Le Chemin des Espugues (1740 - 1500m)
Gavarnie, lieu mythique du Pyrénéisme... Victor Hugo y emmenait sa chère Juliette, le Comte Russel y a sa statue à l'entrée du village, de grands pyrénéistes y sont enterrés. Gavarnie, le Chamonix des Pyrénées ? Non, bien sûr. Néanmoins, le lieu exerce un attrait certain sur beaucoup de gens, du curiste de Luz au pélerin de Lourdes, en passant par l'alpiniste venu se mesurer aux cascades de glace ou par le promeneur du dimanche venu voir la montagne. Nous ne manquons pas d'y aller au moins une fois par an, que ce soit pour une course au Taillon (voir la page sur ce sujet) ou pour aller voir le spectacle du Chantier-théâtre donné en plein air sur la prairie de la Courade à l'entrée du Cirque.
Cette fois-ci, en guise de mise en jambe en début de séjour, nous allons faire le Chemin des Espugues. Variante à "l'autoroute à touristes" qu'est le grand chemin du cirque, le chemin des Espugues est intéressant à plus d'un titre : il permet d'arriver à l'Hôtellerie du Cirque "par le haut", donnant ainsi un point de vue original sur le cirque. Il permet aussi d'éviter la foule, bien qu'il soit difficile de n'y rencontrer personne. Enfin, il permet de se retrouver sur un "vrai" chemin de montagne tout en restant relativement accessible. Attention toutefois aux à-pics, parfois impressionnants, qui nécessitent d'encorder les enfants (surtout inexpérimentés) pour les faire marcher en toute sécurité.
photo : Marie sur la route du cirque
Le village de Gavarnie vu depuis le chemin du Pailla.
Le chemin part de la route du Cirque, environ 500m à gauche après le poste de secours. Un panneau indique la direction du refuge des Espugues. On entame tout de suite la montée qui va nous conduire 400 mètres plus haut, à la prairie du Pailla. La montée est raide, mais relativement facile. Attention toutefois en début de saison, la neige peut rendre ce type de chemin dangereux. Nous profitons des nombreux petits arrêts pour admirer le paysage. Les sommets du cirque se découvrent petit à petit, tous à plus de 3000m.

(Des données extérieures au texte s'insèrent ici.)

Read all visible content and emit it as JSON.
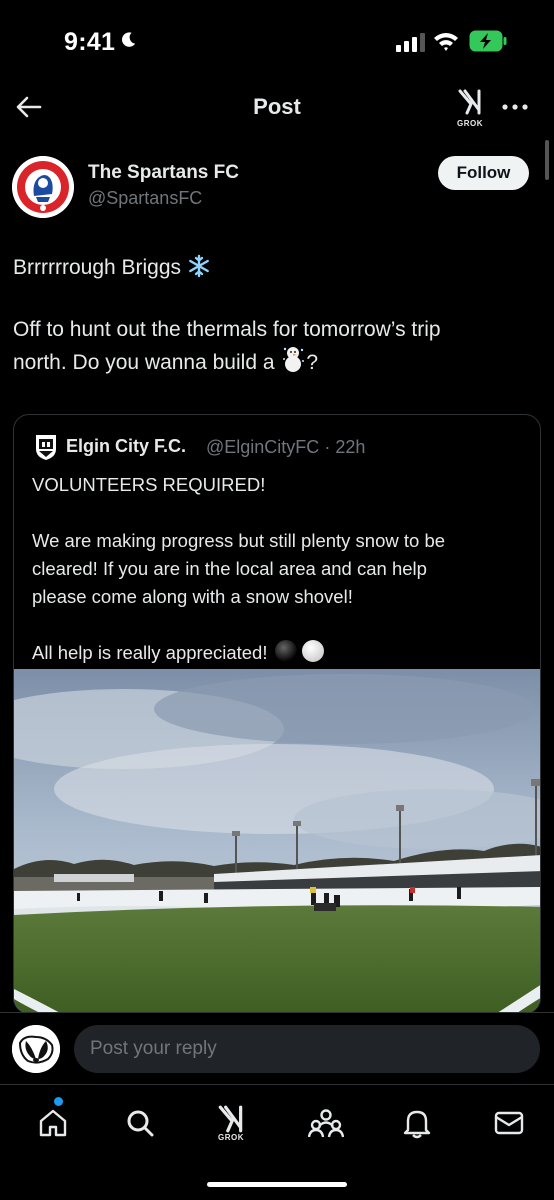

La Tour (3009m) et le Casque (3006m), deux des grands sommets du Cirque de Gavarnie.
Vue plus large prise depuis le même endroit. De gauche à droite : les contreforts du Marboré (3248m), les Trois Pics de la Cascade (autour de 3030m), l'Épaule (3073m), la Tour, le Casque, et les Sarradets (2939m) à l'extrème droite, qui nous cachent la Brèche de Roland.
Quelques lambeaux de glacier subsistent encore, mais pour combien de temps ? Nous marchons à l'ombre du sous-bois, il fait bon. Nous arrivons à la prairie du Pailla. De là, le refuge des Espugues (2027m) est bien visible par beau temps, ainsi que la Hourquette d'Alans (ou d'Alanz dans certains ouvrages anciens ; 2430m) qui permet le passage vers le cirque d'Estaubé voisin. Nous n'allons cependant pas jusqu'au refuge et partons plein sud sur le chemin des Espugues.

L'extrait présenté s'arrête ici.